Another idea to address this challenge could be the Yin-Yang approach of investing. This approach recommends that impact first organizations and financial first organizations can work together through appropriate intermediaries to create propositions and products to serve the needs of both kinds of investors. For example, the impact first organizations can provide risk insurance and subsidies so the financial first organizations can pump money to provide scale and still expect market rate returns. Yet another idea involves the support of grants and government funds to build capability into the social sector organizations to allow them to attain scale. This will allow impact investment organizations to build administrative capability for day to day operations, early customer acquisitions (where appropriate) and attraction of good talent.
Another challenge is that the intermediaries for impact investing are few and far apart. This creates a whole raft of problems that prevents the industry from becoming mainstream.

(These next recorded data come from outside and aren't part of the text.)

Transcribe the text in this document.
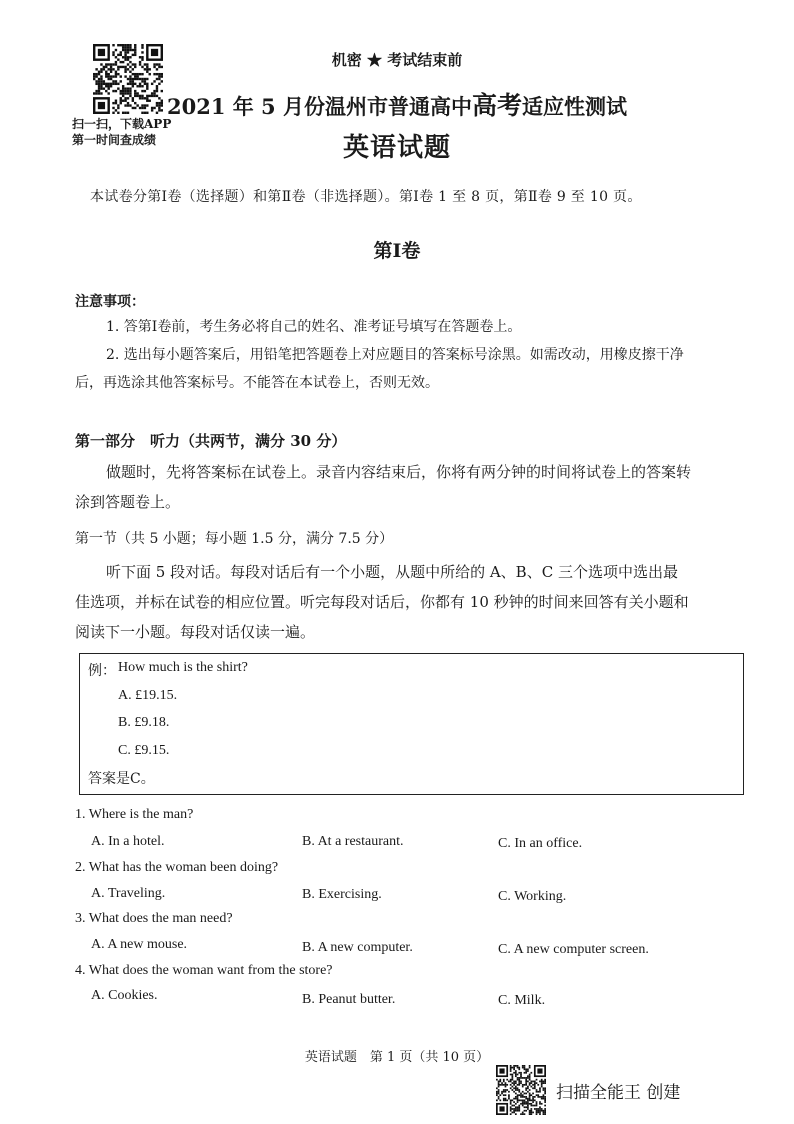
扫一扫，下载APP
第一时间查成绩
机密 ★ 考试结束前
2021 年 5 月份温州市普通高中高考适应性测试
英语试题
本试卷分第Ⅰ卷（选择题）和第Ⅱ卷（非选择题）。第Ⅰ卷 1 至 8 页，第Ⅱ卷 9 至 10 页。
第Ⅰ卷
注意事项：
1. 答第Ⅰ卷前，考生务必将自己的姓名、准考证号填写在答题卷上。
2. 选出每小题答案后，用铅笔把答题卷上对应题目的答案标号涂黑。如需改动，用橡皮擦干净
后，再选涂其他答案标号。不能答在本试卷上，否则无效。
第一部分　听力（共两节，满分 30 分）
做题时，先将答案标在试卷上。录音内容结束后，你将有两分钟的时间将试卷上的答案转
涂到答题卷上。
第一节（共 5 小题；每小题 1.5 分，满分 7.5 分）
听下面 5 段对话。每段对话后有一个小题，从题中所给的 A、B、C 三个选项中选出最
佳选项，并标在试卷的相应位置。听完每段对话后，你都有 10 秒钟的时间来回答有关小题和
阅读下一小题。每段对话仅读一遍。
例： How much is the shirt?
A. £19.15.
B. £9.18.
C. £9.15.
答案是C。
1. Where is the man?
A. In a hotel.	B. At a restaurant.	C. In an office.
2. What has the woman been doing?
A. Traveling.	B. Exercising.	C. Working.
3. What does the man need?
A. A new mouse.	B. A new computer.	C. A new computer screen.
4. What does the woman want from the store?
A. Cookies.	B. Peanut butter.	C. Milk.
英语试题　第 1 页（共 10 页）
扫描全能王 创建
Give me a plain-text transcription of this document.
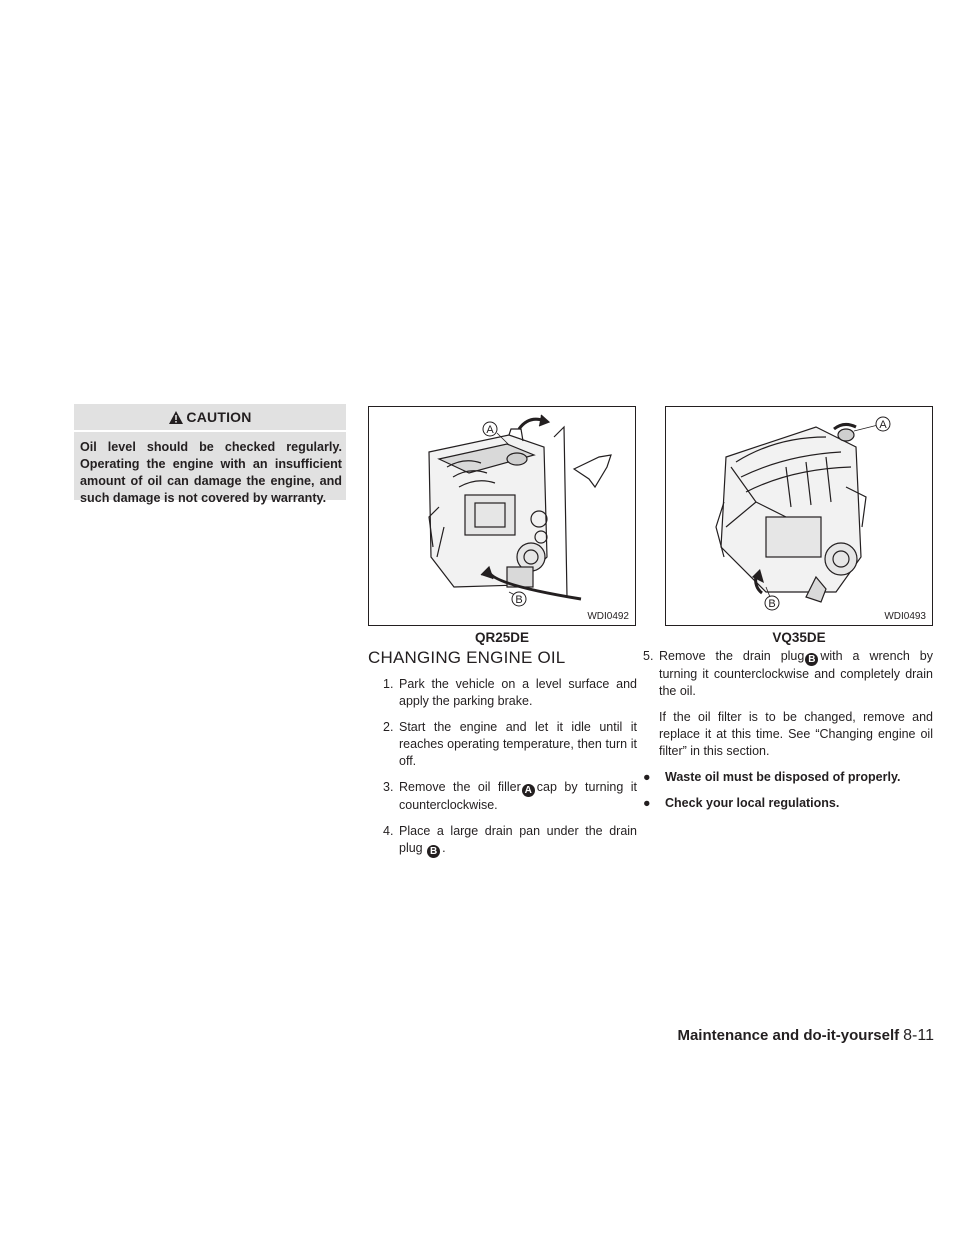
CAUTION
Oil level should be checked regularly. Operating the engine with an insufficient amount of oil can damage the engine, and such damage is not covered by warranty.
A
B
WDI0492
QR25DE
A
B
WDI0493
VQ35DE
CHANGING ENGINE OIL
1. Park the vehicle on a level surface and apply the parking brake.
2. Start the engine and let it idle until it reaches operating temperature, then turn it off.
3. Remove the oil filler A cap by turning it counterclockwise.
4. Place a large drain pan under the drain plug B .
5. Remove the drain plug B with a wrench by turning it counterclockwise and completely drain the oil.
If the oil filter is to be changed, remove and replace it at this time. See “Changing engine oil filter” in this section.
●	Waste oil must be disposed of properly.
●	Check your local regulations.
Maintenance and do-it-yourself 8-11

Some of these problems are summarized below:
- Uncoordinated, haphazard efforts that are not optimized
- High search and transaction costs
- Fragmented demand and supply
- Underdeveloped Networks
- Complex deals
- Lack of consultancy/ advise
- Lack of transparency and comparability
- Lack of provision of flexibility and diversification
- High illiquidity
- Lack of flexible payment mechanisms
“It takes consistency in language to create a business. The biggest challenge is to have a coherent set of terms and phrases that are clearly defined and have clear meaning”. Preston Pinkett, Director of Prudential Social Investment. This brings us to our third challenge which is the lack of enabling infrastructure. At this moment, there is a lack of models, theories, standards, protocols, policies and established language. The market environment and infrastructure such as regulatory, legal and tax systems are highly structured around conventional mechanisms of investing which take financial returns and risk into consideration. Unless and until, impact can be adequately measured and quantified with the same level of fervor and reliability as the conventional investing systems and there is a level of standardization achieved, the inclusion of impact as a significant consideration in investment decisions will be limited.
Lastly, I would suggest that impact investing organizations as well as independent governance bodies should actively seek reviews from the communities the organization impacts. This is to make sure that there is actual impact being created as opposed to money being made off the poor as was the perception in India where Microfinance suffered a huge backlash in 2010, when they commonly started being called ‘loan sharks’.
In conclusion, in my opinion, social impact investing promises an unprecedented level of success simply because it addresses more human needs on the Maslow’s hierarchy of needs than any other form of investing – it addresses the lower level needs that are satisfied with financial returns and its addresses the higher-level needs of belonging, achievement and a sense of purpose that are satisfied through social impact returns – all at the same time. After the global financial crisis in 2008, there is general realization that traditional capitalistic markets contributed to the problem and are just not enough. The challenge is to remove the barriers and include impact as a significant consideration alongside financial return and risk in the markets of tomorrow.